Love & Wisdom
Holding Onto The Moments: Leah White
The challenges and heartbreak about caring for someone with Alzheimer's
By Rob Smith October 28, 2024
This article originally appeared in the September/October 2024 issue of Seattle magazine.
This is one of a series of three stories profiling family caregivers.
My mom (Carol Dyer) was my best friend. It’s very hard to watch anyone go through that. Especially someone that’s your closest person. There was a sense of relief (when she died), and my relief wasn’t for me. It was for her. She had suffered for so long. I was with her when she passed. To see her at rest brought me peace for a while. No one should suffer in that way.

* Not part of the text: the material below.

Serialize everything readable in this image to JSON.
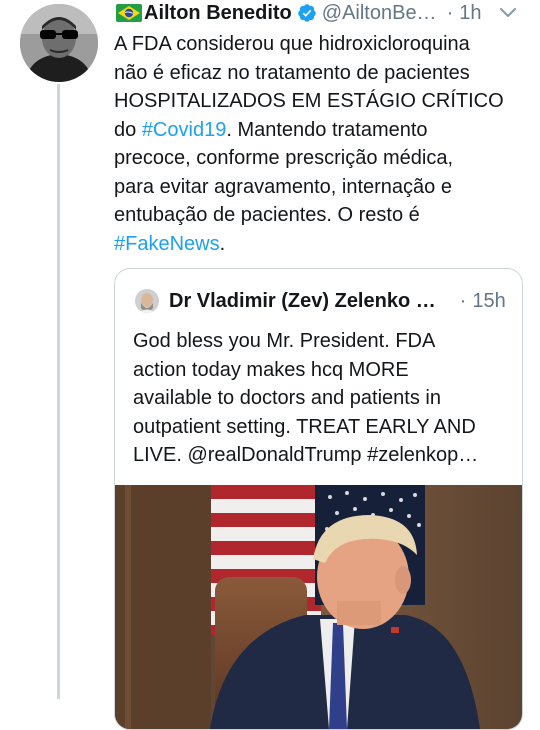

(My husband and I) decided to get married in between him finishing his undergrad and starting his master’s program. That’s when I started noticing gaps in my mom’s memory. She was 54. The day of the wedding, it became very clear that she was just really, really struggling. When I look back at the pictures, you can see that the light in her eyes is not there.
So, I left school. Her cognitive ability declined very quickly. We were looking for a diagnosis, and by the following summer they thought they had an idea about what it was. She had had a breast augmentation, and they thought it was silicone poisoning.
It took four years of very progressive decline before we just paid out of pocket to have a PET scan done, which is the only discernible way to diagnose while someone’s still alive. In that time, she had lost a lot of fine motor skills. My stepdad was a very diligent primary caregiver. That is a very lonely, hard job that puts (caregivers’) own health at risk. It’s very demanding. It’s 24/7, 365.
My stepfather was so focused on her care that he neglected his own. He actually passed away just shy of two years after her because of an undiagnosed brain tumor. That’s not a unique story. It’s a heartbreaking one, but it’s not at all unique. I think the big thing is understanding that so much diagnosis. I was always just scared. I was never resentful. I was always worried about her.
She was diagnosed at 58. That diagnosis took away all hope. She was never someone who was quick to anger, and she just spent the rest of her life being angry that this was happening to her.
I was still driving back and forth multiple times a month. Her decline was very steep. On my 28th birthday, she started to have many seizures and lost her ability to walk. We decided, along with her doctors, that it would be best for her to be in a full-time, full-care facility. That was the hardest decision we made. She was no longer able to communicate. She couldn’t walk. We had to carry her to the bathroom.
It does give me a little bit of peace to know that I don’t have a long family history of this. We’re all at risk for something, and I try not to let it consume me. One of my brothers has actually done genetic testing that shows he does not have the gene. I have not done that. I’ve just determined that it’s going to be one of life’s mysteries. I don’t want to see it coming. I am concerned that my kids will have to care for me in that way.
I count my blessings that she was there to help me pick up my wedding dress. That in whatever capacity she was there for my wedding. She was there when I told her I was pregnant with my first son. I did get to have some of these moments with her. I have this amazingly cherished family photo of me holding my youngest son when he’s about 6 months old, next to her, and the light coming on in her eyes.